Maybe but I think 90% of the work is wrangling the data and understanding the problem, it wouldn't be that hard to substitute gradient boosting for the NN
Deep learning (and indeed any kind of machine learning) is really not necessary here. I wrote a very simple baseline that estimates the total gross amount as the biggest numerical value present (favouring ones that begin with a dollar sign and/or occur more than once). This achieves 93% accuracy (code is here https://gist.github.com/rlmacsween/166b7c1c1b0c5f466a0fe9b46...) in comparison to the 90% for the deep learning model.
This is a problem that fascinates me as well. How humans effortlessly look at a document with tables and columns Etc. and effortlessly extract all of the 'factoid' bits from the document and often their relationships. Back at IBM there had been some work on extracting tables from PDFs but it turns out to be a pretty challenging problem to generalize.
Heh. It’s my work, so maybe I can clarify the goals. This is meant to be a proof of concept. I took a week and was able to show that relatively simple deep learning techniques are capable of generalizing over unseen form types with high accuracy. I also showed that tokens-plus-geometry is a viable format, and that hand-crafted feature engineering is still necessary (and still used in SOTA approaches).

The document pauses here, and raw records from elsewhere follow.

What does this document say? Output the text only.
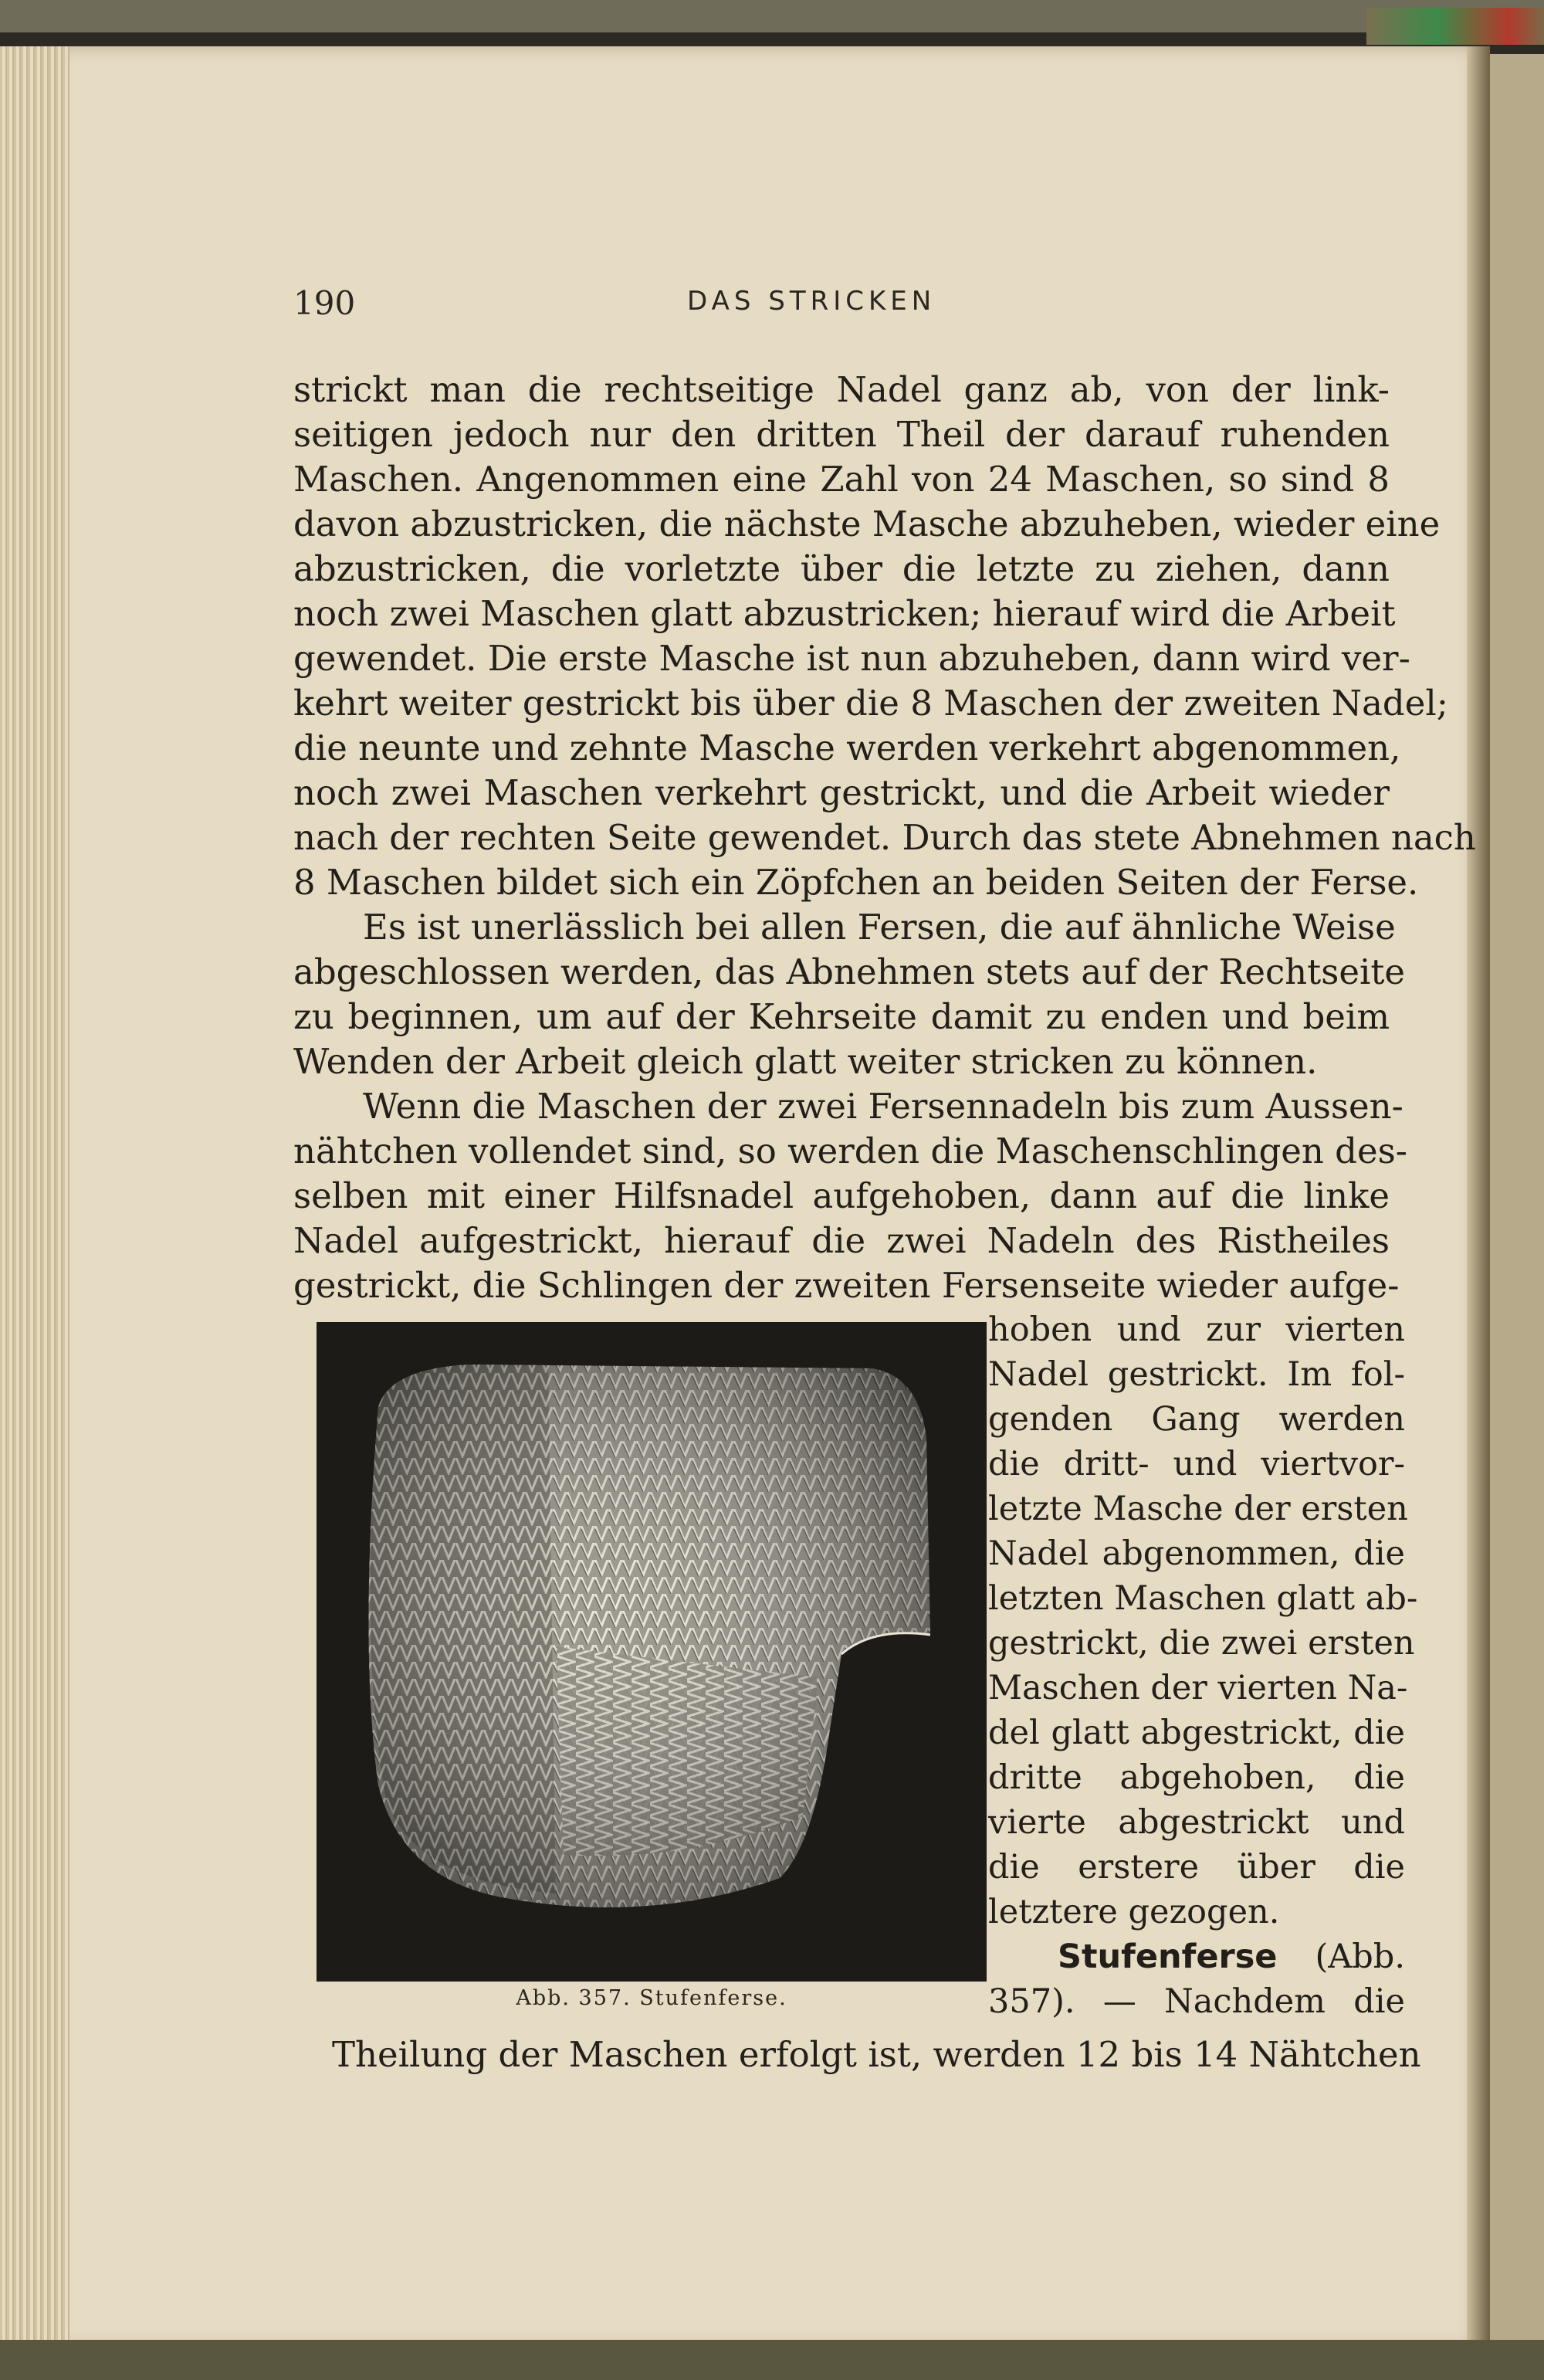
190	DAS STRICKEN
strickt man die rechtseitige Nadel ganz ab, von der link-
seitigen jedoch nur den dritten Theil der darauf ruhenden
Maschen. Angenommen eine Zahl von 24 Maschen, so sind 8
davon abzustricken, die nächste Masche abzuheben, wieder eine
abzustricken, die vorletzte über die letzte zu ziehen, dann
noch zwei Maschen glatt abzustricken; hierauf wird die Arbeit
gewendet. Die erste Masche ist nun abzuheben, dann wird ver-
kehrt weiter gestrickt bis über die 8 Maschen der zweiten Nadel;
die neunte und zehnte Masche werden verkehrt abgenommen,
noch zwei Maschen verkehrt gestrickt, und die Arbeit wieder
nach der rechten Seite gewendet. Durch das stete Abnehmen nach
8 Maschen bildet sich ein Zöpfchen an beiden Seiten der Ferse.
Es ist unerlässlich bei allen Fersen, die auf ähnliche Weise
abgeschlossen werden, das Abnehmen stets auf der Rechtseite
zu beginnen, um auf der Kehrseite damit zu enden und beim
Wenden der Arbeit gleich glatt weiter stricken zu können.
Wenn die Maschen der zwei Fersennadeln bis zum Aussen-
nähtchen vollendet sind, so werden die Maschenschlingen des-
selben mit einer Hilfsnadel aufgehoben, dann auf die linke
Nadel aufgestrickt, hierauf die zwei Nadeln des Ristheiles
gestrickt, die Schlingen der zweiten Fersenseite wieder aufge-
Abb. 357. Stufenferse.
hoben und zur vierten
Nadel gestrickt. Im fol-
genden Gang werden
die dritt- und viertvor-
letzte Masche der ersten
Nadel abgenommen, die
letzten Maschen glatt ab-
gestrickt, die zwei ersten
Maschen der vierten Na-
del glatt abgestrickt, die
dritte abgehoben, die
vierte abgestrickt und
die erstere über die
letztere gezogen.
Stufenferse (Abb.
357). — Nachdem die
Theilung der Maschen erfolgt ist, werden 12 bis 14 Nähtchen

I also believe that preparing and cleaning this data set, and bringing a challenging investigative journalism problem to the attention of other researchers, would be valuable even if I hadn’t done any work on this baseline solution. This is a problem that journalists currently expend a huge amount of time and money on, which reduces the effectiveness of transparency around political ad spending information.

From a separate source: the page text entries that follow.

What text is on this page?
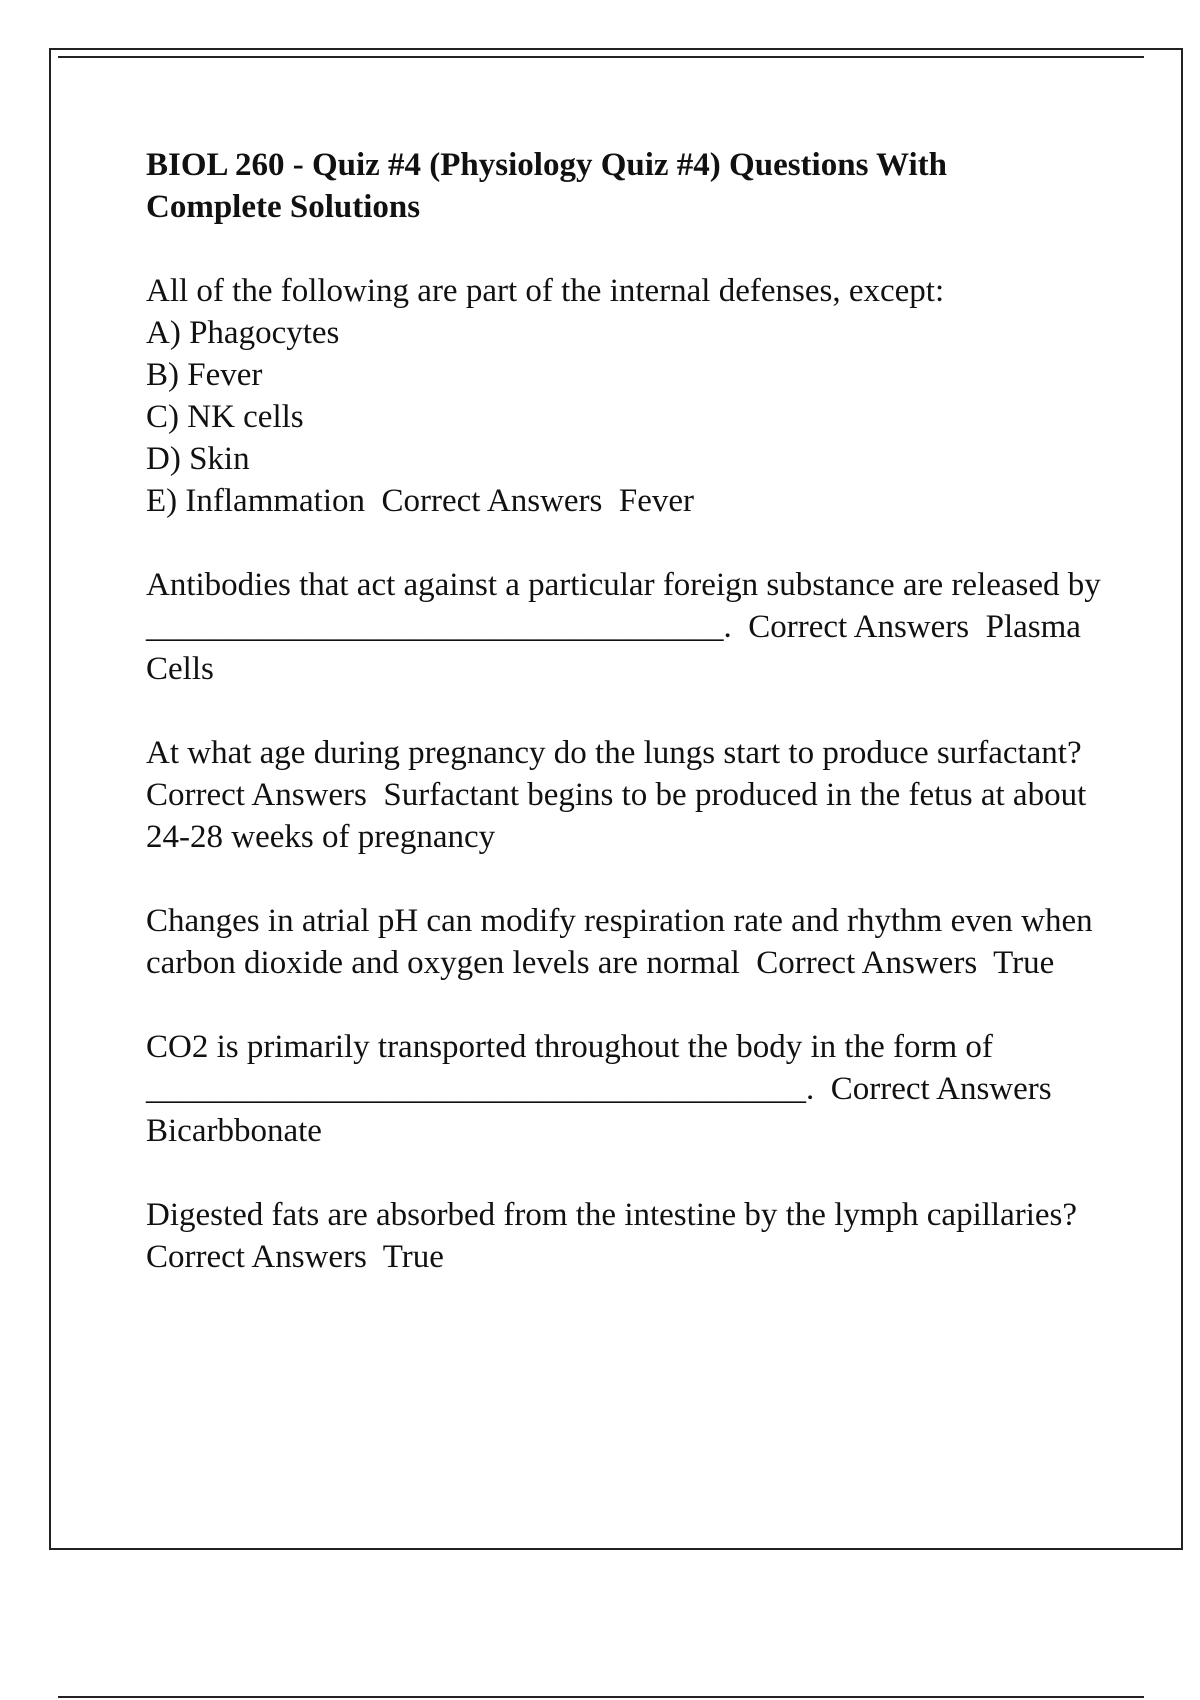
BIOL 260 - Quiz #4 (Physiology Quiz #4) Questions With Complete Solutions
All of the following are part of the internal defenses, except:
A) Phagocytes
B) Fever
C) NK cells
D) Skin
E) Inflammation Correct Answers Fever
Antibodies that act against a particular foreign substance are released by ___________________________________. Correct Answers Plasma Cells
At what age during pregnancy do the lungs start to produce surfactant?  Correct Answers Surfactant begins to be produced in the fetus at about 24-28 weeks of pregnancy
Changes in atrial pH can modify respiration rate and rhythm even when carbon dioxide and oxygen levels are normal Correct Answers True
CO2 is primarily transported throughout the body in the form of ________________________________________. Correct Answers  Bicarbbonate
Digested fats are absorbed from the intestine by the lymph capillaries?  Correct Answers True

I'm curious if you considered or attempted to use pdfplumber's table extraction methods to separate tabular from non-tabular text. That would be my starting point on a problem like this, as picking the relevant rows of a table is far easier than picking from the set of all tokens. By the way, when you say tokens, you're referring to non-whitespace characters separated by whitespace? How reliable have you found pdfplumber to be in picking out words/tokens?

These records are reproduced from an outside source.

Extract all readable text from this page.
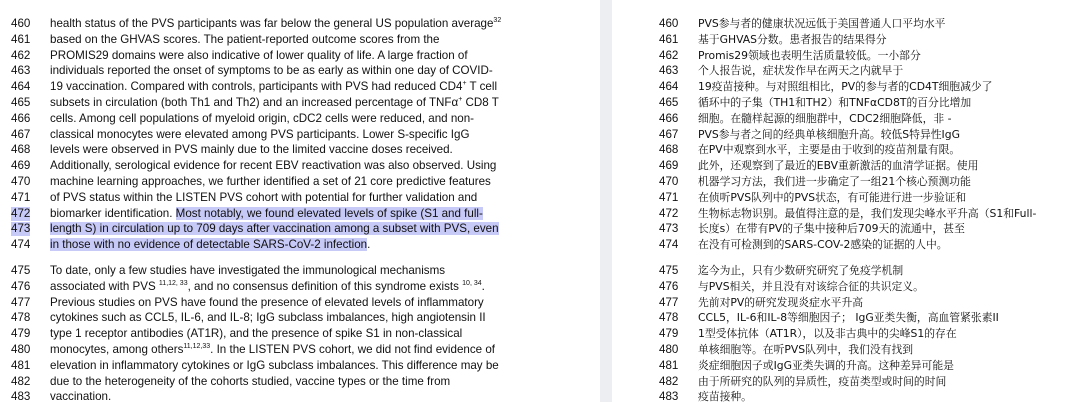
460 health status of the PVS participants was far below the general US population average$^{32}$
461 based on the GHVAS scores. The patient-reported outcome scores from the
462 PROMIS29 domains were also indicative of lower quality of life. A large fraction of
463 individuals reported the onset of symptoms to be as early as within one day of COVID-
464 19 vaccination. Compared with controls, participants with PVS had reduced CD4+ T cell
465 subsets in circulation (both Th1 and Th2) and an increased percentage of TNFα+ CD8 T
466 cells. Among cell populations of myeloid origin, cDC2 cells were reduced, and non-
467 classical monocytes were elevated among PVS participants. Lower S-specific IgG
468 levels were observed in PVS mainly due to the limited vaccine doses received.
469 Additionally, serological evidence for recent EBV reactivation was also observed. Using
470 machine learning approaches, we further identified a set of 21 core predictive features
471 of PVS status within the LISTEN PVS cohort with potential for further validation and
472 biomarker identification. Most notably, we found elevated levels of spike (S1 and full-
473 length S) in circulation up to 709 days after vaccination among a subset with PVS, even
474 in those with no evidence of detectable SARS-CoV-2 infection.
475 To date, only a few studies have investigated the immunological mechanisms
476 associated with PVS $^{11,12, 33}$, and no consensus definition of this syndrome exists $^{10, 34}$.
477 Previous studies on PVS have found the presence of elevated levels of inflammatory
478 cytokines such as CCL5, IL-6, and IL-8; IgG subclass imbalances, high angiotensin II
479 type 1 receptor antibodies (AT1R), and the presence of spike S1 in non-classical
480 monocytes, among others$^{11,12,33}$. In the LISTEN PVS cohort, we did not find evidence of
481 elevation in inflammatory cytokines or IgG subclass imbalances. This difference may be
482 due to the heterogeneity of the cohorts studied, vaccine types or the time from
483 vaccination.
460 PVS参与者的健康状况远低于美国普通人口平均水平
461 基于GHVAS分数。患者报告的结果得分
462 Promis29领域也表明生活质量较低。一小部分
463 个人报告说，症状发作早在两天之内就早于
464 19疫苗接种。与对照组相比，PV的参与者的CD4T细胞减少了
465 循环中的子集（TH1和TH2）和TNFαCD8T的百分比增加
466 细胞。在髓样起源的细胞群中，CDC2细胞降低，非 -
467 PVS参与者之间的经典单核细胞升高。较低S特异性IgG
468 在PV中观察到水平，主要是由于收到的疫苗剂量有限。
469 此外，还观察到了最近的EBV重新激活的血清学证据。使用
470 机器学习方法，我们进一步确定了一组21个核心预测功能
471 在侦听PVS队列中的PVS状态，有可能进行进一步验证和
472 生物标志物识别。最值得注意的是，我们发现尖峰水平升高（S1和Full-
473 长度s）在带有PV的子集中接种后709天的流通中，甚至
474 在没有可检测到的SARS-COV-2感染的证据的人中。
475 迄今为止，只有少数研究研究了免疫学机制
476 与PVS相关，并且没有对该综合征的共识定义。
477 先前对PV的研究发现炎症水平升高
478 CCL5，IL-6和IL-8等细胞因子； IgG亚类失衡，高血管紧张素II
479 1型受体抗体（AT1R），以及非古典中的尖峰S1的存在
480 单核细胞等。在听PVS队列中，我们没有找到
481 炎症细胞因子或IgG亚类失调的升高。这种差异可能是
482 由于所研究的队列的异质性，疫苗类型或时间的时间
483 疫苗接种。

I didn’t try separating out tables because the total field isn’t actually “inside” the table in many cases. Certainly the other fields I want are not.
pdfplumber seems mostly ok at extracting tokens. Sometimes it seems to combine tokens that should be separate. I suspect a few percent of the error is actually problems earlier in the data pipeline, as opposed to the model proper.
I think the parents critism was more that the article was a little light compared to thr video. For example, you didn't have screenshots of the scanned pdfs in the article.
It’s not a binary classifier. Every invoice in the dataset has a total amount written somewhere on it. Accuracy here is whether the network chooses the correct token from each PDF.
> This project aimed to find out, and successfully extracted the easiest of the fields (total amount) at 90% accuracy using a relatively simple network.
Why does this page not even say what this field was? For all we know, OpenCV would have worked better.
This current fad of focusing on neural networks just seems sorta silly when we have simpler and (often) better performing models. Just look at what sorts of models win kaggle competitions.